To use Kata Containers with VSOCKs in a VMWare guest environment, first stop the vmware-tools
service and unload the VMWare Linux kernel module.
sudo systemctl stop vmware-tools
sudo modprobe -r vmw_vsock_vmci_transport
sudo modprobe -i vhost_vsock
Using a proxy for multiplexing the connections between the VM and the host uses
4.5MB per POD. In a high density deployment this could add up to GBs of
memory that could have been used to host more PODs. When we talk about density
each kilobyte matters and it might be the decisive factor between run another
POD or not. For example if you have 500 PODs running in a server, the same
amount of kata-proxy
processes will be running and consuming for around
2250MB of RAM. Before making the decision not to use VSOCKs, you should ask
yourself, how many more containers can run with the memory RAM consumed by the
Kata proxies?
kata-proxy
is in charge of multiplexing the connections between virtual
machine and host processes, if it dies all connections get broken.

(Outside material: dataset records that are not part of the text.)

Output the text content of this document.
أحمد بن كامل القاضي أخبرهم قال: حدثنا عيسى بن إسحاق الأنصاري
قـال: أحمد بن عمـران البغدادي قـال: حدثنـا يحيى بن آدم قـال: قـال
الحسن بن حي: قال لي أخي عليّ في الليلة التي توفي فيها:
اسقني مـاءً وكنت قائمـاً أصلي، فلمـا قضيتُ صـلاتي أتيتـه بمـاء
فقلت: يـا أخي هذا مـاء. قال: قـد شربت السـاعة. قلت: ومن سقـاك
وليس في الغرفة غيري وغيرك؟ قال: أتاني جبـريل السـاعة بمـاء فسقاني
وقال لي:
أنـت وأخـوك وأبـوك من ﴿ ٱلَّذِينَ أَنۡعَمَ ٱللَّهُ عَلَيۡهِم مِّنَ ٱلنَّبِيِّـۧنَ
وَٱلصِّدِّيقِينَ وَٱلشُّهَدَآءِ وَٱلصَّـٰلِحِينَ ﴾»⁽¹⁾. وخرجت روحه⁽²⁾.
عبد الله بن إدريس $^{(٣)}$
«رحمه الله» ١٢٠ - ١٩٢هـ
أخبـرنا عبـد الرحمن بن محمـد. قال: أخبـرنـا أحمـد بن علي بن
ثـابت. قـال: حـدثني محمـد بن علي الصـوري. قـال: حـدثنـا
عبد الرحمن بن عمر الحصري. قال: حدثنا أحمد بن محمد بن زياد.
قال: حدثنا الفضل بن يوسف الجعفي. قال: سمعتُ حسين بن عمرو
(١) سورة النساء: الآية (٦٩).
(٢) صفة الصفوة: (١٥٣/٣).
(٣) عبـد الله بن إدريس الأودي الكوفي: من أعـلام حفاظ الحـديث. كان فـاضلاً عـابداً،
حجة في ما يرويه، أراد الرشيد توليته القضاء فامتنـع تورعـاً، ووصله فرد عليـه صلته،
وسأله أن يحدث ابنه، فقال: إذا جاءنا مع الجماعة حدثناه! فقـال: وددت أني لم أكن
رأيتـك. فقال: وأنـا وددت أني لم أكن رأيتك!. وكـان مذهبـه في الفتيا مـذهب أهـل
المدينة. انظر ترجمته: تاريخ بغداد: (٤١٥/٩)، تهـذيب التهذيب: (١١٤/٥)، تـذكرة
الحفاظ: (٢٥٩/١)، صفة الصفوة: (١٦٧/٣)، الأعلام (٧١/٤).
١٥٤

For example
if you have a POD with 10 containers running, if kata-proxy
dies it would
be impossible to contact your containers, though they would still be running.
Since communication via VSOCKs is direct, the only way to lose communication
with the containers is if the VM itself or the shim dies, if this happens
the containers are removed automatically.